ISOCPP sg16 List: Re: [isocpp-sg16] Draft of Annex E rebased on Unicode 15.1

From: Robin Leroy <eggrobin_at_[hidden]>
Date: Sat, 7 Jun 2025 15:30:47 +0200

Le mer. 4 juin 2025 à 08:26, Jens Maurer <jens.maurer_at_[hidden]> a écrit :

> The previous version of the paper appeared to do the minimum necessary to
> reflect
> Unicode 16 and kept all the detailed "we don't conform" statements in.
> Now, the ask
> was to rebase on 15.1. What is the rationale for changing the approach
> towards the
> "we don't conform" utterances for such a rather trivial rebase?
>
That was my suggestion.

The reason is twofold:

   1. We keep adding requirements there, so this is a maintenance burden as
   the version of Unicode keeps getting bumped up.
   In this instance, we added R3c, which is not part of R3. (I would say
   that the same problem applies to a lesser extent to the
   [uaxid.nonobservance] subclause, which is, in fact, missing R3c.)
   2. The νεῶν κατάλογος of requirements not met is neither required of a
   conformance statement, nor useful to an implementer.
   This is an informative annex (in the standardizing sense), so we can try
   to make it informative (in the general sense).
   If I am trying to write a tool that interoperates with various
   implementations that conform to UAX #31 (in Unicode terminology; here the
   C++ standard itself is one such « implementation »), say because I am
   writing something that generates C++ code and code in other programming
   languages, it is useful to know that I can produce default identifiers,
   just like I can in Java or Python. It is a lot less useful to read
   paragraph that summarizes what R3 is about, only to find that I cannot do
   anything with it anyway. The less said about hashtags the better.

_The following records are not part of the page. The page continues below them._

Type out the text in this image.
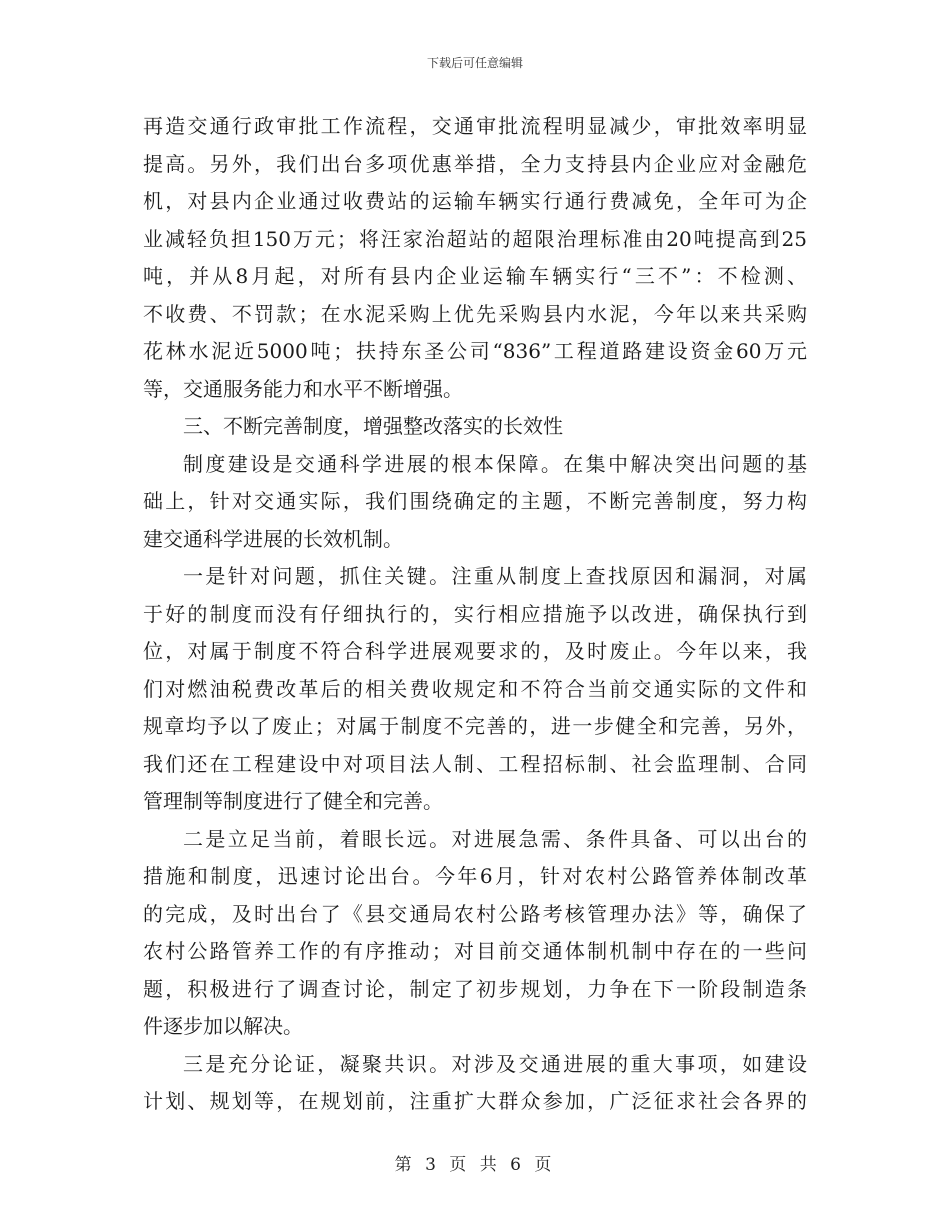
下载后可任意编辑
再造交通行政审批工作流程，交通审批流程明显减少，审批效率明显
提高。另外，我们出台多项优惠举措，全力支持县内企业应对金融危
机，对县内企业通过收费站的运输车辆实行通行费减免，全年可为企
业减轻负担150万元；将汪家治超站的超限治理标准由20吨提高到25
吨，并从8月起，对所有县内企业运输车辆实行“三不”：不检测、
不收费、不罚款；在水泥采购上优先采购县内水泥，今年以来共采购
花林水泥近5000吨；扶持东圣公司“836”工程道路建设资金60万元
等，交通服务能力和水平不断增强。
三、不断完善制度，增强整改落实的长效性
制度建设是交通科学进展的根本保障。在集中解决突出问题的基
础上，针对交通实际，我们围绕确定的主题，不断完善制度，努力构
建交通科学进展的长效机制。
一是针对问题，抓住关键。注重从制度上查找原因和漏洞，对属
于好的制度而没有仔细执行的，实行相应措施予以改进，确保执行到
位，对属于制度不符合科学进展观要求的，及时废止。今年以来，我
们对燃油税费改革后的相关费收规定和不符合当前交通实际的文件和
规章均予以了废止；对属于制度不完善的，进一步健全和完善，另外，
我们还在工程建设中对项目法人制、工程招标制、社会监理制、合同
管理制等制度进行了健全和完善。
二是立足当前，着眼长远。对进展急需、条件具备、可以出台的
措施和制度，迅速讨论出台。今年6月，针对农村公路管养体制改革
的完成，及时出台了《县交通局农村公路考核管理办法》等，确保了
农村公路管养工作的有序推动；对目前交通体制机制中存在的一些问
题，积极进行了调查讨论，制定了初步规划，力争在下一阶段制造条
件逐步加以解决。
三是充分论证，凝聚共识。对涉及交通进展的重大事项，如建设
计划、规划等，在规划前，注重扩大群众参加，广泛征求社会各界的
第 3 页 共 6 页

   From that standpoint, as I had noted to Steve earlier, claiming
   conformance to R4 may be technically correct—the best kind of correct—*on
   the space of well-formed programs*, but I find it misleading at best. I
   would expect that if I am interoperating with implementations that conform
   to R4, I need to check that I don’t rely on equivalent identifiers
   (compatibility or canonical, depending on the normalization form used in
   R4), but that I don’t need to normalize the identifiers I produce, because
   the normalization-equivalent identifiers are treated as equivalent.

   Thinking about it some more, since R1 does not mention the restriction
   from [lex.name] §1 <https://eel.is/c++draft/lex.name#1>, I now think the
   conformance claim to R4 is actually just incorrect: Non-normalized
   identifiers are identifiers (both by definition in lex.name
   <https://eel.is/c++draft/lex.name#nt:identifier> and for the purposes of
   the conformance claim to R1 as worded), but they are not « treated
   equivalently by the implementation », since they cause the program to be
   ill-formed, whereas their normalized counterparts do not.

Best regards,

Robin Leroy

Received on 2025-06-07 13:31:23